28 Eylül 2012 Cuma

ÇOK KÜLTÜRLÜ BİR LİSE: GALATASARAY LİSESİ


Komşunun kedisi Kartopu, bahçede bulduğu küçük bir fareyle oynuyor.
Video’da bir konuşmacı anlatıyor:
“Türkleşmekten ne anladığımız çok önemli... Osmanlı zamanında Galatasaray Lisesi her milletten öğrenciye açıktı. Bu gün de öyle.  Osmanlı çok kültürlü bir devlet. Galatasaray Lisesi de çok kültürlü bir okul. Osmanlı’dan bu güne fazla bir şey değişmedi. Temel aynı kaldı. Galatasaray Lisesi’nin çevresinde bir kültür mozaiği oluşmuş durumda.  Hiç bir lise bu kadar Osmanlı, Türk, Fransız, İtalyan, Ermeni, Yahudi; kısaca çok uluslu değil. Her milletten öğretmen, öğrenci bu liseye ruh verdi.
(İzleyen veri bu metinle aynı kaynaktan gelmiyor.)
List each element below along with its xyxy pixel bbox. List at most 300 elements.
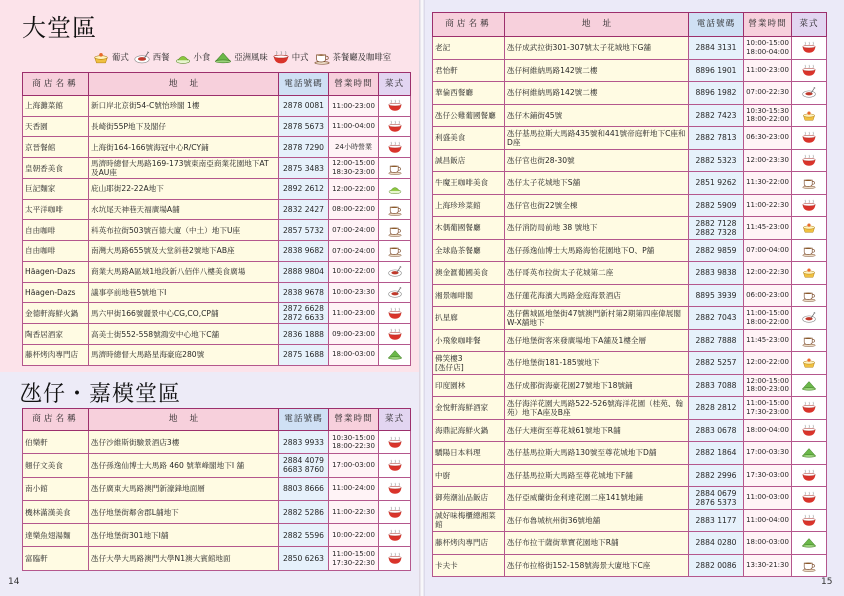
table-header-row	[23, 409, 411, 431]
column-header-hours: 營業時間	[329, 409, 379, 431]
opening-hours: 07:00-04:00	[744, 239, 792, 262]
opening-hours: 11:00-23:00	[329, 96, 379, 117]
shop-address: 氹仔太子花城地下S舖	[505, 172, 689, 195]
shop-address: 南灣大馬路655號及大堂斜巷2號地下AB座	[89, 241, 279, 262]
shop-name: 藤杯烤肉專門店	[23, 344, 89, 365]
table-row	[23, 547, 411, 570]
district-title-taipa: 氹仔・嘉模堂區	[20, 382, 182, 407]
table-row	[433, 419, 827, 442]
table-row	[433, 239, 827, 262]
table-row	[433, 397, 827, 420]
shop-address: 氹仔布拉干薩街華寶花園地下R舖	[505, 532, 689, 555]
cuisine-cell	[792, 172, 827, 195]
phone-number: 2828 2812	[689, 397, 744, 420]
opening-hours: 07:00-24:00	[329, 241, 379, 262]
cuisine-cell	[379, 324, 411, 345]
cuisine-cell	[792, 127, 827, 150]
cuisine-cell	[792, 194, 827, 217]
shop-address: 氹仔成武拉街301-307號太子花城地下G舖	[505, 37, 689, 60]
opening-hours: 06:00-23:00	[744, 284, 792, 307]
column-header-cuisine: 菜式	[792, 13, 827, 37]
table-row	[23, 158, 411, 179]
phone-number: 2872 6628 2872 6633	[279, 303, 329, 324]
portuguese-icon	[801, 109, 817, 122]
cuisine-cell	[379, 179, 411, 200]
column-header-hours: 營業時間	[744, 13, 792, 37]
legend-item-chinese	[272, 50, 309, 65]
table-row	[433, 37, 827, 60]
table-row	[433, 149, 827, 172]
shop-name: 利盛美食	[433, 127, 505, 150]
shop-address: 氹仔地堡街181-185號地下	[505, 352, 689, 375]
cuisine-cell	[792, 284, 827, 307]
portuguese-icon	[92, 50, 110, 65]
phone-number: 2832 2427	[279, 199, 329, 220]
shop-address: 氹仔哥英布拉街太子花城第二座	[505, 262, 689, 285]
table-row	[433, 532, 827, 555]
table-row	[433, 464, 827, 487]
table-row	[433, 442, 827, 465]
shop-name: 上海灘菜館	[23, 96, 89, 117]
cuisine-cell	[379, 261, 411, 282]
cuisine-cell	[792, 217, 827, 240]
table-row	[23, 199, 411, 220]
shop-name: 京晉餐館	[23, 137, 89, 158]
legend-label: 中式	[291, 52, 309, 62]
shop-address: 氹仔孫逸仙博士大馬路海怡花園地下O、P舖	[505, 239, 689, 262]
legend-label: 茶餐廳及咖啡室	[332, 52, 392, 62]
table-row	[433, 487, 827, 510]
opening-hours: 11:00-04:00	[329, 116, 379, 137]
phone-number: 2882 7128 2882 7328	[689, 217, 744, 240]
shop-name: 扒星廊	[433, 307, 505, 330]
chinese-icon	[387, 436, 403, 449]
table-row	[23, 324, 411, 345]
shop-name: Häagen-Dazs	[23, 261, 89, 282]
table-row	[433, 509, 827, 532]
shop-name: 皇朝香美食	[23, 158, 89, 179]
chinese-icon	[387, 506, 403, 519]
opening-hours: 11:00-15:00 17:30-23:00	[744, 397, 792, 420]
opening-hours: 07:00-22:30	[744, 82, 792, 105]
shop-address: 氹仔基馬拉斯大馬路130號至尊花城地下D舖	[505, 442, 689, 465]
chinese-icon	[387, 307, 403, 320]
shop-address: 氹仔柯維納馬路142號二樓	[505, 82, 689, 105]
phone-number: 2884 3131	[689, 37, 744, 60]
phone-number: 2838 9678	[279, 282, 329, 303]
opening-hours: 11:45-23:00	[744, 329, 792, 352]
table-row	[433, 104, 827, 127]
chinese-icon	[387, 141, 403, 154]
cuisine-cell	[792, 397, 827, 420]
opening-hours: 11:00-22:30	[744, 194, 792, 217]
cafe-icon	[387, 224, 403, 237]
phone-number: 8896 1982	[689, 82, 744, 105]
shop-address: 氹仔舊城區地堡街47號澳門新村第2期第四座偉展閣W-X舖地下	[505, 307, 689, 330]
column-header-phone: 電話號碼	[279, 409, 329, 431]
phone-number: 2883 1177	[689, 509, 744, 532]
shop-name: 澳金滙葡國美食	[433, 262, 505, 285]
phone-number: 2884 4079 6683 8760	[279, 454, 329, 477]
asian-icon	[214, 50, 232, 65]
chinese-icon	[387, 120, 403, 133]
chinese-icon	[801, 199, 817, 212]
table-row	[23, 220, 411, 241]
district-title-taitong: 大堂區	[22, 14, 97, 42]
opening-hours: 17:30-03:00	[744, 464, 792, 487]
table-row	[433, 59, 827, 82]
table-row	[433, 374, 827, 397]
legend-label: 亞洲風味	[234, 52, 268, 62]
shop-address: 長崎街55P地下及閣仔	[89, 116, 279, 137]
shop-name: 誠好味梅櫃總湘菜館	[433, 509, 505, 532]
shop-name: 御苑潮汕品飯店	[433, 487, 505, 510]
chinese-icon	[801, 514, 817, 527]
table-row	[23, 477, 411, 500]
phone-number: 2884 0280	[689, 532, 744, 555]
shop-address: 氹仔孫逸仙博士大馬路 460 號華峰閣地下I 舖	[89, 454, 279, 477]
table-row	[23, 303, 411, 324]
cafe-icon	[313, 50, 331, 65]
shop-name: 佛笑樓3 [氹仔店]	[433, 352, 505, 375]
chinese-icon	[801, 469, 817, 482]
shop-address: 高美士街552-558號鴻安中心地下C舖	[89, 324, 279, 345]
shop-address: 氹仔地堡街客來發廣場地下A舖及1樓全層	[505, 329, 689, 352]
phone-number: 2875 3483	[279, 158, 329, 179]
cuisine-cell	[379, 454, 411, 477]
cuisine-cell	[792, 442, 827, 465]
restaurant-table-taipa-right	[432, 12, 827, 577]
opening-hours: 24小時營業	[329, 137, 379, 158]
cuisine-cell	[379, 241, 411, 262]
phone-number: 2878 7290	[279, 137, 329, 158]
table-row	[433, 329, 827, 352]
table-row	[433, 172, 827, 195]
phone-number: 2882 5257	[689, 352, 744, 375]
phone-number: 2851 9262	[689, 172, 744, 195]
opening-hours: 10:00-22:00	[329, 524, 379, 547]
chinese-icon	[387, 552, 403, 565]
table-row	[23, 137, 411, 158]
shop-name: 氹仔公雞葡國餐廳	[433, 104, 505, 127]
shop-address: 氹仔消防局前地 38 號地下	[505, 217, 689, 240]
table-row	[23, 96, 411, 117]
shop-name: 印度園林	[433, 374, 505, 397]
chinese-icon	[801, 401, 817, 414]
cuisine-cell	[792, 82, 827, 105]
table-row	[433, 554, 827, 577]
legend-item-asian	[214, 50, 268, 65]
phone-number: 2882 9859	[689, 239, 744, 262]
table-row	[23, 282, 411, 303]
opening-hours: 10:00-22:00	[329, 261, 379, 282]
shop-name: 伯樂軒	[23, 431, 89, 454]
western-icon	[801, 86, 817, 99]
cuisine-legend	[92, 48, 395, 66]
phone-number: 2882 2996	[689, 464, 744, 487]
phone-number: 2882 7888	[689, 329, 744, 352]
opening-hours: 12:00-15:00 18:30-23:00	[329, 158, 379, 179]
shop-address: 氹仔亞威蘭街金利達花園二座141號地鋪	[505, 487, 689, 510]
shop-name: 華倫西餐廳	[433, 82, 505, 105]
shop-name: 太平洋咖啡	[23, 199, 89, 220]
cuisine-cell	[379, 116, 411, 137]
column-header-name: 商店名稱	[433, 13, 505, 37]
chinese-icon	[387, 459, 403, 472]
opening-hours: 11:00-23:00	[744, 59, 792, 82]
phone-number: 2892 2612	[279, 179, 329, 200]
opening-hours: 06:30-23:00	[744, 127, 792, 150]
opening-hours: 12:00-22:00	[329, 179, 379, 200]
cafe-icon	[801, 334, 817, 347]
shop-name: 老記	[433, 37, 505, 60]
phone-number: 2857 5732	[279, 220, 329, 241]
opening-hours: 12:00-22:30	[744, 262, 792, 285]
phone-number: 2878 0081	[279, 96, 329, 117]
shop-name: 巨記麵家	[23, 179, 89, 200]
shop-address: 馬濟時總督大馬路169-173號東南亞商業花園地下AT及AU座	[89, 158, 279, 179]
shop-address: 氹仔官也街22號全棟	[505, 194, 689, 217]
opening-hours: 18:00-03:00	[744, 532, 792, 555]
cuisine-cell	[792, 329, 827, 352]
shop-address: 氹仔基馬拉斯大馬路至尊花城地下F舖	[505, 464, 689, 487]
phone-number: 2882 5909	[689, 194, 744, 217]
shop-name: 機林滿漢美食	[23, 500, 89, 523]
legend-item-western	[133, 50, 170, 65]
cafe-icon	[387, 162, 403, 175]
phone-number: 2882 7043	[689, 307, 744, 330]
asian-icon	[387, 348, 403, 361]
portuguese-icon	[801, 221, 817, 234]
phone-number: 2882 1864	[689, 442, 744, 465]
cuisine-cell	[792, 419, 827, 442]
asian-icon	[801, 446, 817, 459]
shop-address: 氹仔布魯城杭州街36號地舖	[505, 509, 689, 532]
shop-name: 全球島茶餐廳	[433, 239, 505, 262]
shop-name: 牛魔王咖啡美食	[433, 172, 505, 195]
shop-name: 陶香居酒家	[23, 324, 89, 345]
shop-name: 誠昌飯店	[433, 149, 505, 172]
table-row	[433, 307, 827, 330]
phone-number: 2884 0679 2876 5373	[689, 487, 744, 510]
cuisine-cell	[379, 524, 411, 547]
shop-name: 達樂魚翅湯麵	[23, 524, 89, 547]
shop-address: 馬濟時總督大馬路星海豪庭280號	[89, 344, 279, 365]
shop-address: 氹仔沙維斯街驗景酒店3樓	[89, 431, 279, 454]
opening-hours: 11:30-22:00	[744, 172, 792, 195]
opening-hours: 11:00-15:00 18:00-22:00	[744, 307, 792, 330]
phone-number: 2882 0086	[689, 554, 744, 577]
shop-name: 卡夫卡	[433, 554, 505, 577]
column-header-address: 地址	[89, 409, 279, 431]
cuisine-cell	[379, 158, 411, 179]
phone-number: 2883 9838	[689, 262, 744, 285]
table-row	[23, 454, 411, 477]
shop-name: 富臨軒	[23, 547, 89, 570]
opening-hours: 17:00-03:00	[329, 454, 379, 477]
shop-name: 湘景咖啡閣	[433, 284, 505, 307]
shop-address: 氹仔廣東大馬路澳門新濠鋒地面層	[89, 477, 279, 500]
phone-number: 2875 1688	[279, 344, 329, 365]
opening-hours: 17:00-03:30	[744, 442, 792, 465]
opening-hours: 11:00-24:00	[329, 477, 379, 500]
table-header-row	[23, 73, 411, 96]
legend-item-cafe	[313, 50, 392, 65]
snack-icon	[174, 50, 192, 65]
western-icon	[801, 311, 817, 324]
shop-name: 金悅軒海鮮酒家	[433, 397, 505, 420]
chinese-icon	[801, 491, 817, 504]
restaurant-table-taitong	[22, 72, 411, 366]
table-row	[23, 431, 411, 454]
shop-address: 上海街164-166號海冠中心R/CY鋪	[89, 137, 279, 158]
legend-label: 西餐	[152, 52, 170, 62]
cuisine-cell	[379, 282, 411, 303]
cafe-icon	[801, 289, 817, 302]
opening-hours: 10:30-15:00 18:00-22:30	[329, 431, 379, 454]
column-header-name: 商店名稱	[23, 73, 89, 96]
phone-number: 2878 5673	[279, 116, 329, 137]
page-gutter	[419, 0, 425, 596]
cuisine-cell	[379, 500, 411, 523]
opening-hours: 13:30-21:30	[744, 554, 792, 577]
asian-icon	[801, 536, 817, 549]
cuisine-cell	[792, 352, 827, 375]
shop-address: 氹仔布拉格街152-158號海景大廈地下C座	[505, 554, 689, 577]
phone-number: 2883 7088	[689, 374, 744, 397]
shop-address: 氹仔官也街28-30號	[505, 149, 689, 172]
shop-name: 南小館	[23, 477, 89, 500]
cuisine-cell	[792, 307, 827, 330]
cafe-icon	[387, 203, 403, 216]
table-row	[23, 261, 411, 282]
chinese-icon	[801, 41, 817, 54]
chinese-icon	[801, 64, 817, 77]
table-row	[433, 82, 827, 105]
chinese-icon	[272, 50, 290, 65]
phone-number: 8803 8666	[279, 477, 329, 500]
cuisine-cell	[379, 344, 411, 365]
shop-name: 驕陽日本料理	[433, 442, 505, 465]
table-row	[23, 500, 411, 523]
legend-label: 小食	[193, 52, 211, 62]
portuguese-icon	[801, 266, 817, 279]
opening-hours: 11:00-04:00	[744, 509, 792, 532]
opening-hours: 10:30-15:30 18:00-22:00	[744, 104, 792, 127]
opening-hours: 11:00-15:00 17:30-22:30	[329, 547, 379, 570]
opening-hours: 18:00-04:00	[744, 419, 792, 442]
shop-address: 氹仔成都街海豪花園27號地下18號鋪	[505, 374, 689, 397]
opening-hours: 10:00-23:30	[329, 282, 379, 303]
cuisine-cell	[792, 104, 827, 127]
shop-address: 水坑尾天神巷天福廣場A舖	[89, 199, 279, 220]
cuisine-cell	[792, 487, 827, 510]
cuisine-cell	[792, 59, 827, 82]
column-header-cuisine: 菜式	[379, 73, 411, 96]
cuisine-cell	[379, 431, 411, 454]
opening-hours: 08:00-22:00	[329, 199, 379, 220]
western-icon	[387, 265, 403, 278]
cuisine-cell	[379, 199, 411, 220]
column-header-phone: 電話號碼	[279, 73, 329, 96]
cuisine-cell	[792, 374, 827, 397]
cuisine-cell	[792, 149, 827, 172]
shop-address: 氹仔地堡街301地下I舖	[89, 524, 279, 547]
shop-address: 科英布拉街503號百德大廈（中土）地下U座	[89, 220, 279, 241]
column-header-address: 地址	[89, 73, 279, 96]
table-row	[433, 352, 827, 375]
table-row	[23, 524, 411, 547]
shop-address: 庇山耶街22-22A地下	[89, 179, 279, 200]
shop-name: 木偶葡國餐廳	[433, 217, 505, 240]
column-header-hours: 營業時間	[329, 73, 379, 96]
shop-address: 氹仔蓮花海濱大馬路金庭海景酒店	[505, 284, 689, 307]
cuisine-cell	[792, 239, 827, 262]
cafe-icon	[801, 244, 817, 257]
shop-name: 藤杯烤肉專門店	[433, 532, 505, 555]
chinese-icon	[387, 482, 403, 495]
chinese-icon	[801, 424, 817, 437]
cuisine-cell	[792, 37, 827, 60]
phone-number: 8896 1901	[689, 59, 744, 82]
shop-address: 氹仔木鋪街45號	[505, 104, 689, 127]
shop-name: 翹仔文美食	[23, 454, 89, 477]
phone-number: 2882 7423	[689, 104, 744, 127]
snack-icon	[387, 182, 403, 195]
phone-number: 8895 3939	[689, 284, 744, 307]
shop-name: 金德軒海鮮火鍋	[23, 303, 89, 324]
shop-address: 新口岸北京街54-C號怡珍閣 1樓	[89, 96, 279, 117]
shop-name: 海鼎記海鮮火鍋	[433, 419, 505, 442]
table-row	[433, 127, 827, 150]
column-header-phone: 電話號碼	[689, 13, 744, 37]
legend-item-snack	[174, 50, 211, 65]
table-row	[433, 284, 827, 307]
cuisine-cell	[379, 137, 411, 158]
phone-number: 2850 6263	[279, 547, 329, 570]
restaurant-table-taipa-left	[22, 408, 411, 571]
opening-hours: 11:00-23:00	[329, 303, 379, 324]
opening-hours: 11:45-23:00	[744, 217, 792, 240]
cuisine-cell	[379, 303, 411, 324]
cuisine-cell	[379, 547, 411, 570]
table-row	[433, 194, 827, 217]
shop-address: 氹仔地堡街鄰舍郡L舖地下	[89, 500, 279, 523]
chinese-icon	[387, 529, 403, 542]
phone-number: 2836 1888	[279, 324, 329, 345]
shop-address: 氹仔大學大馬路澳門大學N1澳大賓館地面	[89, 547, 279, 570]
shop-name: Häagen-Dazs	[23, 282, 89, 303]
shop-address: 氹仔海洋花園大馬路522-526號海洋花園（桂苑、翰苑）地下A座及B座	[505, 397, 689, 420]
chinese-icon	[387, 99, 403, 112]
cuisine-cell	[792, 262, 827, 285]
table-row	[433, 262, 827, 285]
opening-hours: 10:00-15:00 18:00-04:00	[744, 37, 792, 60]
phone-number: 2882 5323	[689, 149, 744, 172]
opening-hours: 11:00-22:30	[329, 500, 379, 523]
page-number-left: 14	[8, 577, 20, 587]
table-row	[23, 344, 411, 365]
shop-address: 氹仔大連街至尊花城61號地下R舖	[505, 419, 689, 442]
cafe-icon	[801, 559, 817, 572]
portuguese-icon	[801, 356, 817, 369]
cafe-icon	[387, 244, 403, 257]
table-header-row	[433, 13, 827, 37]
shop-name: 自由咖啡	[23, 241, 89, 262]
shop-name: 上海珍珍菜館	[433, 194, 505, 217]
opening-hours: 12:00-15:00 18:00-23:00	[744, 374, 792, 397]
shop-name: 天香園	[23, 116, 89, 137]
Bu ruh Liseyi başka liselerden faklı kıldı.”
Kartopu, fareyi bıraktı. Yemeyeceğini biliyordum.
Videodaki konuşmayı dinlemeye devam ediyorum.
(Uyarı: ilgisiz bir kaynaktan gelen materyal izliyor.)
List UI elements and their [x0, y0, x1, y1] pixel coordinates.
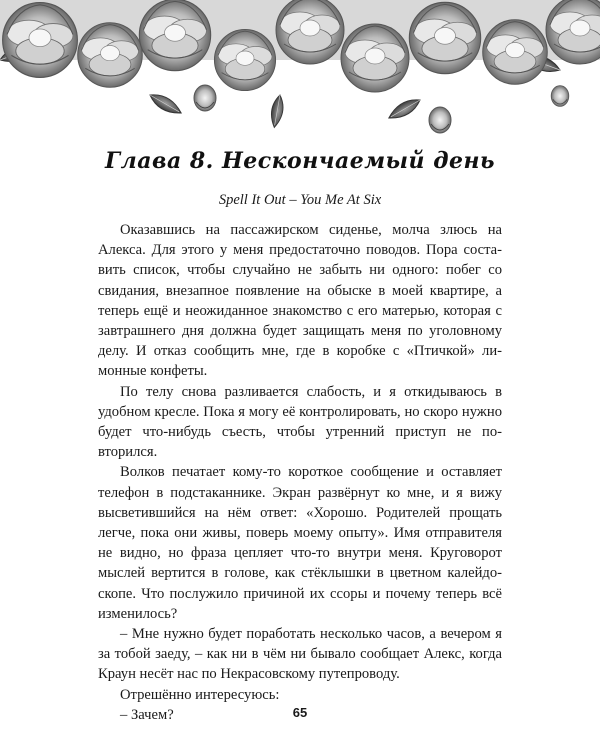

“Başka ülkeler tarafından açılan liselere, yabancı okullar diyebiliriz. Bunların bir kısmı Osmanlı zamanında açıldı. Kurtuluş savaşı yıllarında kapatılmaları düşünüldü. Lozan anlaşmasıyla kapatılmalarına izin verilmedi.
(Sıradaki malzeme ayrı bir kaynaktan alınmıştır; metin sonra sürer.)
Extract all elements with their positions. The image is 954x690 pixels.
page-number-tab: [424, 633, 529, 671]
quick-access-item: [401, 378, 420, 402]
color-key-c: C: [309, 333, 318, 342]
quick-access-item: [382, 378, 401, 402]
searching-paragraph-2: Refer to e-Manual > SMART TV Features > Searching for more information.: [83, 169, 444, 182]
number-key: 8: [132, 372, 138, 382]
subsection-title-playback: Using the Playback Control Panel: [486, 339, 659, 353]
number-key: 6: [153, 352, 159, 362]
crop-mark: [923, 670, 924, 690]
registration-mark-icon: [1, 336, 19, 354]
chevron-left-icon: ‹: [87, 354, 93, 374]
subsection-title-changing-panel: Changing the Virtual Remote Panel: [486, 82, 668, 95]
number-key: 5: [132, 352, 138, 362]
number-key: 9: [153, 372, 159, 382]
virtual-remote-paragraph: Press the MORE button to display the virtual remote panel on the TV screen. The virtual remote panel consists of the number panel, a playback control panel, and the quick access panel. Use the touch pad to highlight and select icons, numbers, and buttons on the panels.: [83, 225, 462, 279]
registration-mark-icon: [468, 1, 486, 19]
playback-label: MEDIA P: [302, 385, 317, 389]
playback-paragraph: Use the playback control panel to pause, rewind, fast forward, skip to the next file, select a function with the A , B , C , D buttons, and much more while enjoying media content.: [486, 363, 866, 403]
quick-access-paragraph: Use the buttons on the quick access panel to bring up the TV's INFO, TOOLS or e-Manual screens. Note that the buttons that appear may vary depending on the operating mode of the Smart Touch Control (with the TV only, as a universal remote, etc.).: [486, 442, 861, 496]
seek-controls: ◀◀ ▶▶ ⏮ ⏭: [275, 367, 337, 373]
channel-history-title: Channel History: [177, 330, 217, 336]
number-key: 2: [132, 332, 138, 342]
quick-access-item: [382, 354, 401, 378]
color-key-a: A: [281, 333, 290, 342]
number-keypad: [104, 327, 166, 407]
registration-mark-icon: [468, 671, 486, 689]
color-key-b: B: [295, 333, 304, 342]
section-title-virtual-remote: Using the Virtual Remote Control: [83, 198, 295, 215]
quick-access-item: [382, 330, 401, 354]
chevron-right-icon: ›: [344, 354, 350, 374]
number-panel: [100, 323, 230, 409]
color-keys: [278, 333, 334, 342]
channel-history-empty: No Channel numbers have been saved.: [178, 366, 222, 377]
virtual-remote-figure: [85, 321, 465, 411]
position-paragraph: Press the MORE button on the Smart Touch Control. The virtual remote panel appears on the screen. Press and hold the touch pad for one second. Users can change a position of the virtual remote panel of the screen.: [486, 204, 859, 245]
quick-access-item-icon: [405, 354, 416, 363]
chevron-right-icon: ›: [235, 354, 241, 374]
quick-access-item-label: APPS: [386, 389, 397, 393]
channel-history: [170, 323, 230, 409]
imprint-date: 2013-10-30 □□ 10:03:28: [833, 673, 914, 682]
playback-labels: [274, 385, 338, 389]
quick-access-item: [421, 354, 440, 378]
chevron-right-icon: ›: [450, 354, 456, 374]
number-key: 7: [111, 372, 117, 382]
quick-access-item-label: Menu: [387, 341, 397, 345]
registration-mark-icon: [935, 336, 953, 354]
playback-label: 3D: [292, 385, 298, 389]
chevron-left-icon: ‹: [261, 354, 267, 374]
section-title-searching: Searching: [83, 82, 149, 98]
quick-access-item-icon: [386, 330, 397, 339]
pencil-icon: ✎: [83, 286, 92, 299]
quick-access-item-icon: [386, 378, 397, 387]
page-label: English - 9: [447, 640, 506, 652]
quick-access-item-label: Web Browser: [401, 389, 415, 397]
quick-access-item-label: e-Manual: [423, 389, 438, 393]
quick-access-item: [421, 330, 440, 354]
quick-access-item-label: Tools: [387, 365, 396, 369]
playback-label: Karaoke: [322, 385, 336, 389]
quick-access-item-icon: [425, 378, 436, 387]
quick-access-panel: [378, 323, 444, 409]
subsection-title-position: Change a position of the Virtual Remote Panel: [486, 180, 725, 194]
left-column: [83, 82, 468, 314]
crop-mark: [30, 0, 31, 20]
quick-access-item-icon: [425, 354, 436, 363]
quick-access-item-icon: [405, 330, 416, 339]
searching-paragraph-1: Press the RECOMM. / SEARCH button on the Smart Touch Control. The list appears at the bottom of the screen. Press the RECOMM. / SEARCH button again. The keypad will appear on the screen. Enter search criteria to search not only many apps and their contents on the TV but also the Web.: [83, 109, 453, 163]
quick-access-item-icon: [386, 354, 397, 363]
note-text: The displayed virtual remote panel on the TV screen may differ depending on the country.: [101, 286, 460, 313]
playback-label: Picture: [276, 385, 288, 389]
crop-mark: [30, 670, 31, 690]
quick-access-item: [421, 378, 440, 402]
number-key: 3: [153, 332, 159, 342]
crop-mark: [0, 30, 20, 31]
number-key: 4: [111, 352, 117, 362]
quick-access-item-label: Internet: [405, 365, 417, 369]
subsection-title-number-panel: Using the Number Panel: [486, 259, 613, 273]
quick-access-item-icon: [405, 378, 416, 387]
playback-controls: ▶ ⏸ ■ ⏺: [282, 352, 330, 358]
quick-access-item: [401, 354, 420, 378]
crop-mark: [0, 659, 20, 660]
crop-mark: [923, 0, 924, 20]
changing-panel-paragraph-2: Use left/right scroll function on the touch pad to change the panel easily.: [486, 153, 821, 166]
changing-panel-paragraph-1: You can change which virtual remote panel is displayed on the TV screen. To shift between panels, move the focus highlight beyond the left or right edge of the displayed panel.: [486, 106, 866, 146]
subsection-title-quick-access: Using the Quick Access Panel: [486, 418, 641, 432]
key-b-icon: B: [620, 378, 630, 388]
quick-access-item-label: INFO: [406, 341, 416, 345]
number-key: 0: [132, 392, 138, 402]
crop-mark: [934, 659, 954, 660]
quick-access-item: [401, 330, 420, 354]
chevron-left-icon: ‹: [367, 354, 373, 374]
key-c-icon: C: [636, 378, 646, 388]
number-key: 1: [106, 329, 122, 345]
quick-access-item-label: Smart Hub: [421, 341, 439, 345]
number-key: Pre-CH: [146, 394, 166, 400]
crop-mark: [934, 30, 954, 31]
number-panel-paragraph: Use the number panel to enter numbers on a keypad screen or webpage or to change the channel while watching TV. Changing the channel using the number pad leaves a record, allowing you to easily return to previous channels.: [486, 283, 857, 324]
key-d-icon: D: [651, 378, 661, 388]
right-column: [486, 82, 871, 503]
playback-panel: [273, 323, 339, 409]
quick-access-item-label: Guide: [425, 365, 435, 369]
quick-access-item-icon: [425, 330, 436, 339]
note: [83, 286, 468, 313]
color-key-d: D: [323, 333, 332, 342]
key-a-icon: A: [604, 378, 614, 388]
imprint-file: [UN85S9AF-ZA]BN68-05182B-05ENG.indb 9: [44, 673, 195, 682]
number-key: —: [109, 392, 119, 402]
Hangi lisenin tarihi 1480’li yıllara kadar uzanır. Tek örnek Galatasaray Lisesi’dir. Hiçbir lisenin geçmişi Galatasaray Lisesi’nin geçmişi kadar eski değil. Denir ki, Galatasaray Lisesi’nin de içinde olduğu, Robert Koleji gibi birçok okul Osmanlı’yı parçalamak için açılmıştır. Avrupalılar eğitim yoluyla Osmanlıyı dağıtılmak istenmiştir. Yabancı okulların yetiştirdiği Osmanlı aydınları sonunda Osmanlı Ülkesi’nin parçalanmasına neden olmuştur.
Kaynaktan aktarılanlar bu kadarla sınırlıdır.